Thursday, January 28, 2010

Sponsoring events...

In this forum, numerous examples have been cited that Indian Subcontinent is the major revenue generators for the game of cricket. In times of competition, sponsors will look for a deal in which air-time during the match is not sold to advertisements with such highly popular cricketers endorses their rival company. For e.g. in 2003 Sachin Tendulkar was endorsing Victor, a motorcycle from TVS, which was official sponsor Hero Honda's competitor; Saurav Ganguly was endorsing Coca-Cola, official sponsor Pepsi's competitor; and Rahul Dravid was endorsing Samsung, official sponsor LG Electronics’ competitor.

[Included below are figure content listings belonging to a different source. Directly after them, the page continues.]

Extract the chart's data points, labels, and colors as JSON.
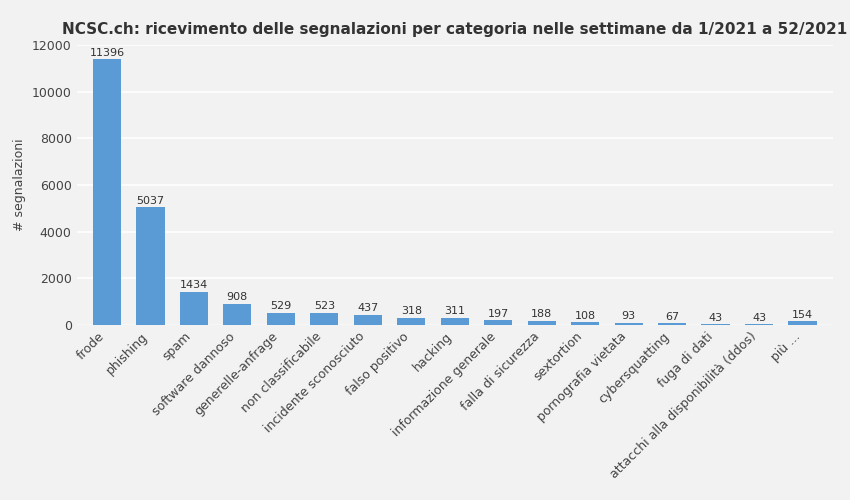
{
  "title": "NCSC.ch: ricevimento delle segnalazioni per categoria nelle settimane da 1/2021 a 52/2021",
  "ylabel": "# segnalazioni",
  "categories": [
    "frode",
    "phishing",
    "spam",
    "software dannoso",
    "generelle-anfrage",
    "non classificabile",
    "incidente sconosciuto",
    "falso positivo",
    "hacking",
    "informazione generale",
    "falla di sicurezza",
    "sextortion",
    "pornografia vietata",
    "cybersquatting",
    "fuga di dati",
    "attacchi alla disponibilità (ddos)",
    "più ..."
  ],
  "values": [
    11396,
    5037,
    1434,
    908,
    529,
    523,
    437,
    318,
    311,
    197,
    188,
    108,
    93,
    67,
    43,
    43,
    154
  ],
  "bar_color": "#5b9bd5",
  "background_color": "#f2f2f2",
  "plot_background": "#f2f2f2",
  "grid_color": "#ffffff",
  "ylim": [
    0,
    12000
  ],
  "yticks": [
    0,
    2000,
    4000,
    6000,
    8000,
    10000,
    12000
  ],
  "title_fontsize": 11,
  "label_fontsize": 9,
  "tick_fontsize": 9,
  "value_fontsize": 8
}
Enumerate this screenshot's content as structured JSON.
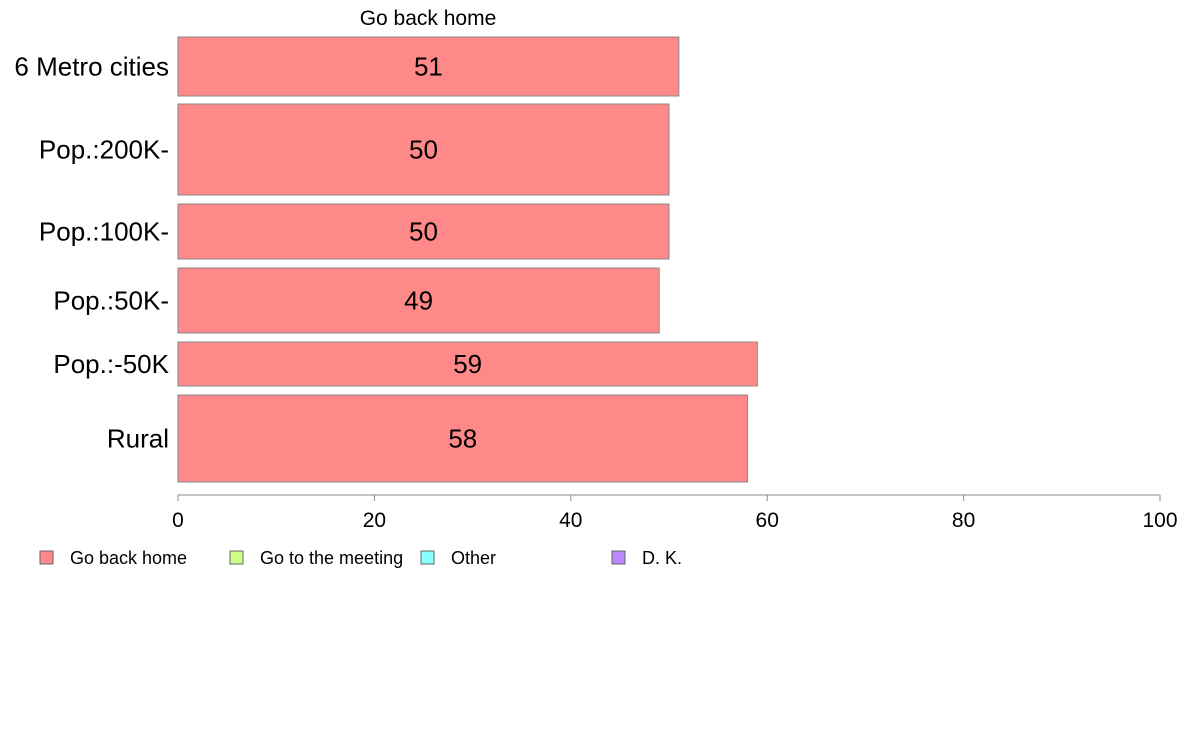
{
  "chart_data": {
    "type": "bar",
    "orientation": "horizontal",
    "title": "Go back home",
    "categories": [
      "6 Metro cities",
      "Pop.:200K-",
      "Pop.:100K-",
      "Pop.:50K-",
      "Pop.:-50K",
      "Rural"
    ],
    "values": [
      51,
      50,
      50,
      49,
      59,
      58
    ],
    "data_labels": [
      "51",
      "50",
      "50",
      "49",
      "59",
      "58"
    ],
    "xlim": [
      0,
      100
    ],
    "x_ticks": [
      0,
      20,
      40,
      60,
      80,
      100
    ],
    "grid": false,
    "legend_position": "bottom-left",
    "legend": [
      {
        "label": "Go back home",
        "color": "#ff8888"
      },
      {
        "label": "Go to the meeting",
        "color": "#ccff88"
      },
      {
        "label": "Other",
        "color": "#88ffff"
      },
      {
        "label": "D. K.",
        "color": "#bb88ff"
      }
    ],
    "bar_color": "#ff8888",
    "bar_border_color": "#888888",
    "axis_color": "#888888"
  }
}
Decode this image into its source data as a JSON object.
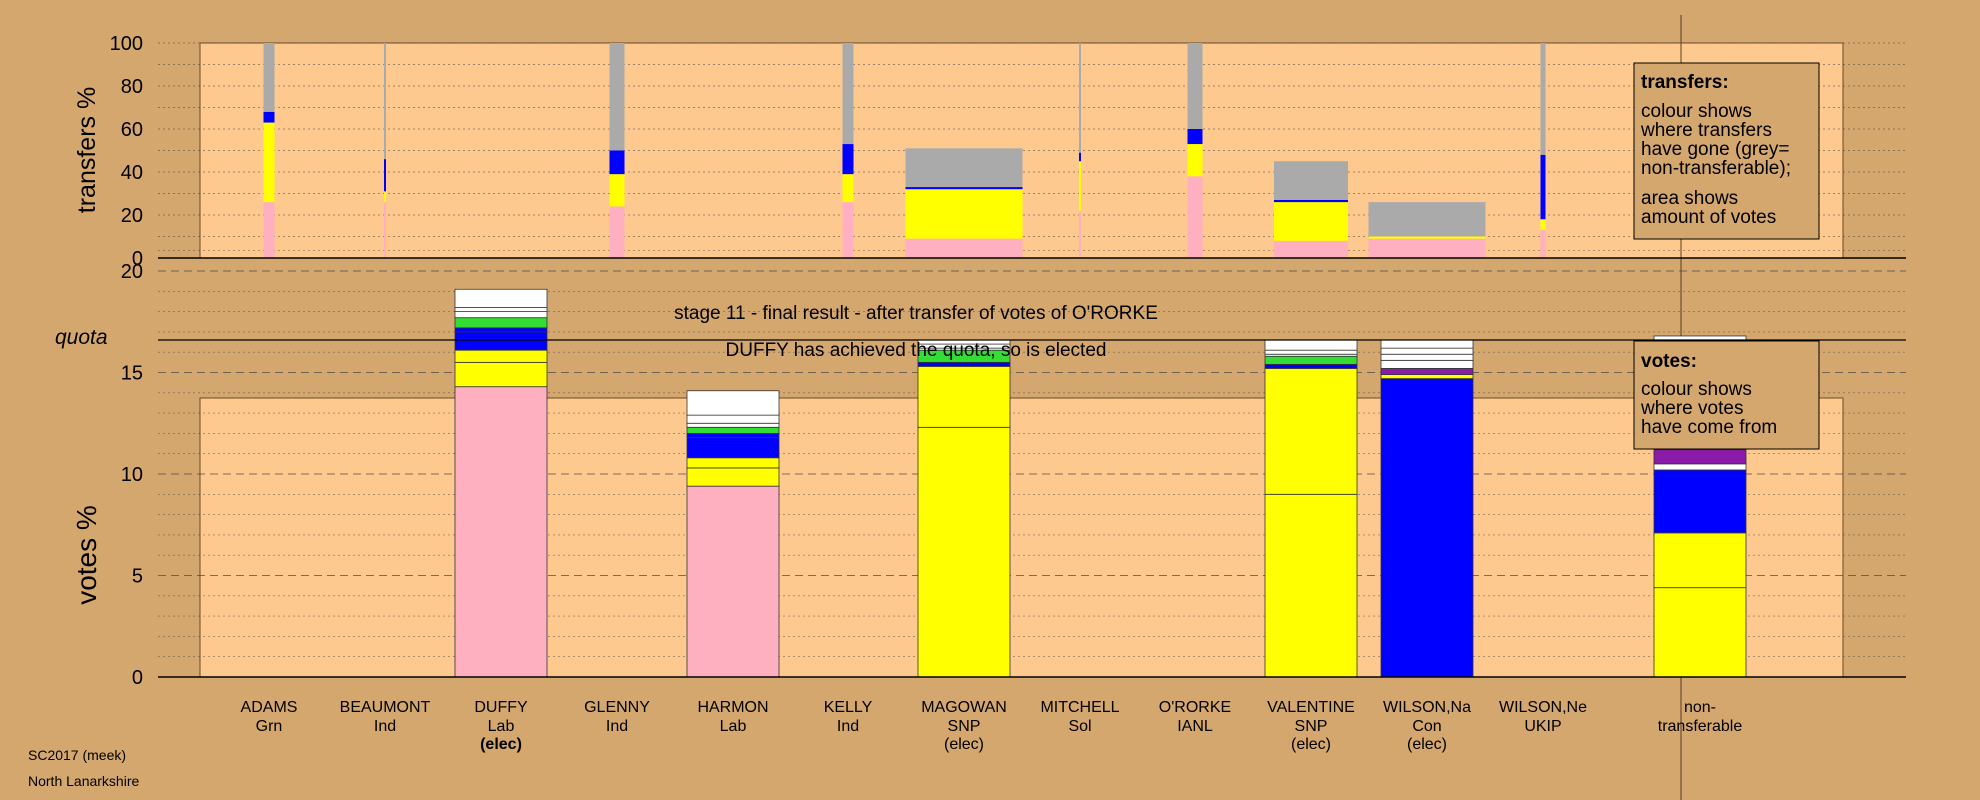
{
  "colors": {
    "page_bg": "#d4a76f",
    "panel_bg": "#fec98f",
    "Lab": "#ffb0c0",
    "SNP": "#ffff00",
    "Con": "#0000ff",
    "Grn": "#33dd33",
    "Other": "#8a1aa8",
    "Ind": "#ffffff",
    "nontransferable": "#aaaaaa"
  },
  "header": {
    "stage_text": "stage 11 - final result - after transfer of votes of O'RORKE",
    "elected_text": "DUFFY has achieved the quota, so is elected"
  },
  "footer": {
    "line1": "SC2017 (meek)",
    "line2": "North Lanarkshire"
  },
  "legend_transfers": {
    "title": "transfers:",
    "lines": [
      "colour shows",
      "where transfers",
      "have gone (grey=",
      "non-transferable);",
      "area shows",
      "amount of votes"
    ]
  },
  "legend_votes": {
    "title": "votes:",
    "lines": [
      "colour shows",
      "where votes",
      "have come from"
    ]
  },
  "chart_data": [
    {
      "type": "bar",
      "name": "transfers",
      "ylabel": "transfers %",
      "ylim": [
        0,
        100
      ],
      "yticks": [
        0,
        20,
        40,
        60,
        80,
        100
      ],
      "grid": true,
      "candidates": [
        {
          "name": "ADAMS",
          "width": "narrow",
          "segments": [
            {
              "party": "Lab",
              "value": 26
            },
            {
              "party": "SNP",
              "value": 37
            },
            {
              "party": "Con",
              "value": 5
            },
            {
              "party": "nontransferable",
              "value": 32
            }
          ]
        },
        {
          "name": "BEAUMONT",
          "width": "hair",
          "segments": [
            {
              "party": "Lab",
              "value": 26
            },
            {
              "party": "SNP",
              "value": 5
            },
            {
              "party": "Con",
              "value": 15
            },
            {
              "party": "nontransferable",
              "value": 54
            }
          ]
        },
        {
          "name": "DUFFY",
          "width": "none",
          "segments": []
        },
        {
          "name": "GLENNY",
          "width": "medium",
          "segments": [
            {
              "party": "Lab",
              "value": 24
            },
            {
              "party": "SNP",
              "value": 15
            },
            {
              "party": "Con",
              "value": 11
            },
            {
              "party": "nontransferable",
              "value": 50
            }
          ]
        },
        {
          "name": "HARMON",
          "width": "none",
          "segments": []
        },
        {
          "name": "KELLY",
          "width": "narrow",
          "segments": [
            {
              "party": "Lab",
              "value": 26
            },
            {
              "party": "SNP",
              "value": 13
            },
            {
              "party": "Con",
              "value": 14
            },
            {
              "party": "nontransferable",
              "value": 47
            }
          ]
        },
        {
          "name": "MAGOWAN",
          "width": "full",
          "segments": [
            {
              "party": "Lab",
              "value": 9
            },
            {
              "party": "SNP",
              "value": 23
            },
            {
              "party": "Con",
              "value": 1
            },
            {
              "party": "nontransferable",
              "value": 18
            }
          ]
        },
        {
          "name": "MITCHELL",
          "width": "hair",
          "segments": [
            {
              "party": "Lab",
              "value": 22
            },
            {
              "party": "SNP",
              "value": 23
            },
            {
              "party": "Con",
              "value": 4
            },
            {
              "party": "nontransferable",
              "value": 51
            }
          ]
        },
        {
          "name": "O'RORKE",
          "width": "medium",
          "segments": [
            {
              "party": "Lab",
              "value": 38
            },
            {
              "party": "SNP",
              "value": 15
            },
            {
              "party": "Con",
              "value": 7
            },
            {
              "party": "nontransferable",
              "value": 40
            }
          ]
        },
        {
          "name": "VALENTINE",
          "width": "wide",
          "segments": [
            {
              "party": "Lab",
              "value": 8
            },
            {
              "party": "SNP",
              "value": 18
            },
            {
              "party": "Con",
              "value": 1
            },
            {
              "party": "nontransferable",
              "value": 18
            }
          ]
        },
        {
          "name": "WILSON,Na",
          "width": "full",
          "segments": [
            {
              "party": "Lab",
              "value": 9
            },
            {
              "party": "SNP",
              "value": 1
            },
            {
              "party": "nontransferable",
              "value": 16
            }
          ]
        },
        {
          "name": "WILSON,Ne",
          "width": "narrow2",
          "segments": [
            {
              "party": "Lab",
              "value": 13
            },
            {
              "party": "SNP",
              "value": 5
            },
            {
              "party": "Con",
              "value": 30
            },
            {
              "party": "nontransferable",
              "value": 52
            }
          ]
        }
      ]
    },
    {
      "type": "bar",
      "name": "votes",
      "ylabel": "votes %",
      "ylim": [
        0,
        21.5
      ],
      "yticks": [
        0,
        5,
        10,
        15,
        20
      ],
      "quota": 16.6,
      "quota_label": "quota",
      "grid": true,
      "candidates": [
        {
          "name": "ADAMS",
          "party": "Grn",
          "elected": "",
          "segments": []
        },
        {
          "name": "BEAUMONT",
          "party": "Ind",
          "elected": "",
          "segments": []
        },
        {
          "name": "DUFFY",
          "party": "Lab",
          "elected": "(elec)",
          "elected_bold": true,
          "segments": [
            {
              "party": "Lab",
              "value": 14.3
            },
            {
              "party": "SNP",
              "value": 1.2
            },
            {
              "party": "SNP",
              "value": 0.6
            },
            {
              "party": "Con",
              "value": 0.9
            },
            {
              "party": "Con",
              "value": 0.2
            },
            {
              "party": "Grn",
              "value": 0.5
            },
            {
              "party": "Ind",
              "value": 0.3
            },
            {
              "party": "Ind",
              "value": 0.2
            },
            {
              "party": "Ind",
              "value": 0.9
            }
          ]
        },
        {
          "name": "GLENNY",
          "party": "Ind",
          "elected": "",
          "segments": []
        },
        {
          "name": "HARMON",
          "party": "Lab",
          "elected": "",
          "segments": [
            {
              "party": "Lab",
              "value": 9.4
            },
            {
              "party": "SNP",
              "value": 0.9
            },
            {
              "party": "SNP",
              "value": 0.5
            },
            {
              "party": "Con",
              "value": 1.0
            },
            {
              "party": "Con",
              "value": 0.2
            },
            {
              "party": "Grn",
              "value": 0.3
            },
            {
              "party": "Ind",
              "value": 0.2
            },
            {
              "party": "Ind",
              "value": 0.4
            },
            {
              "party": "Ind",
              "value": 1.2
            }
          ]
        },
        {
          "name": "KELLY",
          "party": "Ind",
          "elected": "",
          "segments": []
        },
        {
          "name": "MAGOWAN",
          "party": "SNP",
          "elected": "(elec)",
          "elected_bold": false,
          "segments": [
            {
              "party": "SNP",
              "value": 12.3
            },
            {
              "party": "SNP",
              "value": 3.0
            },
            {
              "party": "Con",
              "value": 0.2
            },
            {
              "party": "Grn",
              "value": 0.6
            },
            {
              "party": "Ind",
              "value": 0.1
            },
            {
              "party": "Ind",
              "value": 0.2
            },
            {
              "party": "Ind",
              "value": 0.2
            }
          ]
        },
        {
          "name": "MITCHELL",
          "party": "Sol",
          "elected": "",
          "segments": []
        },
        {
          "name": "O'RORKE",
          "party": "IANL",
          "elected": "",
          "segments": []
        },
        {
          "name": "VALENTINE",
          "party": "SNP",
          "elected": "(elec)",
          "elected_bold": false,
          "segments": [
            {
              "party": "SNP",
              "value": 9.0
            },
            {
              "party": "SNP",
              "value": 6.2
            },
            {
              "party": "Con",
              "value": 0.2
            },
            {
              "party": "Grn",
              "value": 0.4
            },
            {
              "party": "Ind",
              "value": 0.1
            },
            {
              "party": "Ind",
              "value": 0.2
            },
            {
              "party": "Ind",
              "value": 0.5
            }
          ]
        },
        {
          "name": "WILSON,Na",
          "party": "Con",
          "elected": "(elec)",
          "elected_bold": false,
          "segments": [
            {
              "party": "Con",
              "value": 14.7
            },
            {
              "party": "SNP",
              "value": 0.2
            },
            {
              "party": "Other",
              "value": 0.3
            },
            {
              "party": "Ind",
              "value": 0.4
            },
            {
              "party": "Ind",
              "value": 0.3
            },
            {
              "party": "Ind",
              "value": 0.3
            },
            {
              "party": "Ind",
              "value": 0.4
            }
          ]
        },
        {
          "name": "WILSON,Ne",
          "party": "UKIP",
          "elected": "",
          "segments": []
        }
      ],
      "nontransferable": {
        "label_line1": "non-",
        "label_line2": "transferable",
        "segments": [
          {
            "party": "SNP",
            "value": 4.4
          },
          {
            "party": "SNP",
            "value": 2.7
          },
          {
            "party": "Con",
            "value": 3.1
          },
          {
            "party": "Ind",
            "value": 0.3
          },
          {
            "party": "Other",
            "value": 0.7
          },
          {
            "party": "Ind",
            "value": 0.2
          },
          {
            "party": "Ind",
            "value": 0.9
          },
          {
            "party": "Grn",
            "value": 0.8
          },
          {
            "party": "Ind",
            "value": 1.6
          },
          {
            "party": "Ind",
            "value": 2.1
          }
        ]
      }
    }
  ]
}
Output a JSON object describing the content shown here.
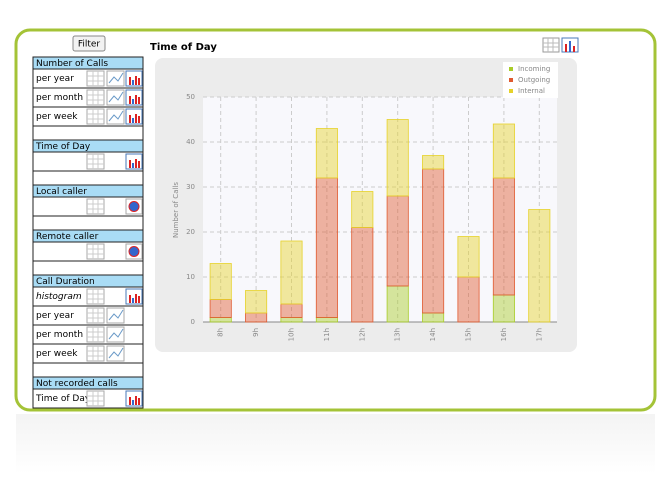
{
  "filter_button": "Filter",
  "sidebar": [
    {
      "title": "Number of Calls",
      "rows": [
        "per year",
        "per month",
        "per week"
      ]
    },
    {
      "title": "Time of Day",
      "rows": [
        null
      ]
    },
    {
      "title": "Local caller",
      "rows": [
        null
      ]
    },
    {
      "title": "Remote caller",
      "rows": [
        null
      ]
    },
    {
      "title": "Call Duration",
      "rows": [
        "histogram",
        "per year",
        "per month",
        "per week"
      ]
    },
    {
      "title": "Not recorded calls",
      "rows": [
        "Time of Day"
      ]
    }
  ],
  "chart_data": {
    "type": "stacked_bar",
    "title": "Time of Day",
    "y_label": "Number of Calls",
    "categories": [
      "8h",
      "9h",
      "10h",
      "11h",
      "12h",
      "13h",
      "14h",
      "15h",
      "16h",
      "17h"
    ],
    "series": [
      {
        "name": "Incoming",
        "color": "#a8cc28",
        "values": [
          1,
          0,
          1,
          1,
          0,
          8,
          2,
          0,
          6,
          0
        ]
      },
      {
        "name": "Outgoing",
        "color": "#e05a30",
        "values": [
          4,
          2,
          3,
          31,
          21,
          20,
          32,
          10,
          26,
          0
        ]
      },
      {
        "name": "Internal",
        "color": "#e6d22a",
        "values": [
          8,
          5,
          14,
          11,
          8,
          17,
          3,
          9,
          12,
          25
        ]
      }
    ],
    "ylim": [
      0,
      50
    ],
    "yticks": [
      0,
      10,
      20,
      30,
      40,
      50
    ],
    "grid": true,
    "legend": "top-right"
  }
}
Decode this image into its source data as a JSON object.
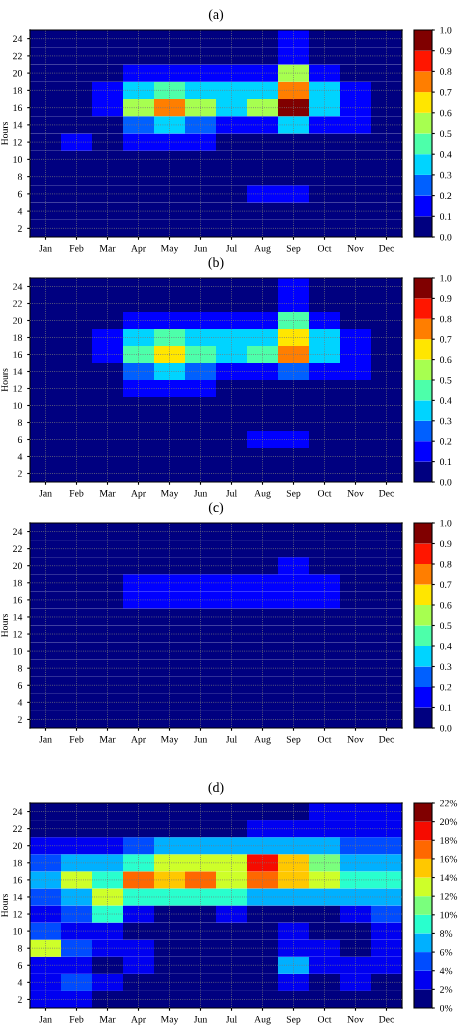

There would be no motive for any company to organize such an enormous events if they cannot get desired marketing. So it was ICC’s obligation to put such rules in the contract of players so that they can rake in sponsors.
Players may have some ongoing contracts with other companies and such clause of ICC may breach them. Therefore there is a conflict between freedom of players and ICC to protect sponsorship to make financial success. But as sponsoring such huge events calls for multi millions or billions of investments from sponsors, some legal protection becomes necessary for them.
Besides players having deal with competitors, there is also the problem of some rival company without officially sponsoring the event get in publicity using the events. ICC had also made some rules against such marketing techniques. The most famous case which I remember is use of catch line by Pepsi “Nothing Official about it” during Cricket World Cup 1996. This was direct attempt by Pepsi to mock Coca Cola the official sponsors of world cup. ICC filed the case against HPCL, Britannia and Philips India for running the commercials based on World cup for their products.
Thus these all are some of the marketing issues which companies face while sponsoring an event.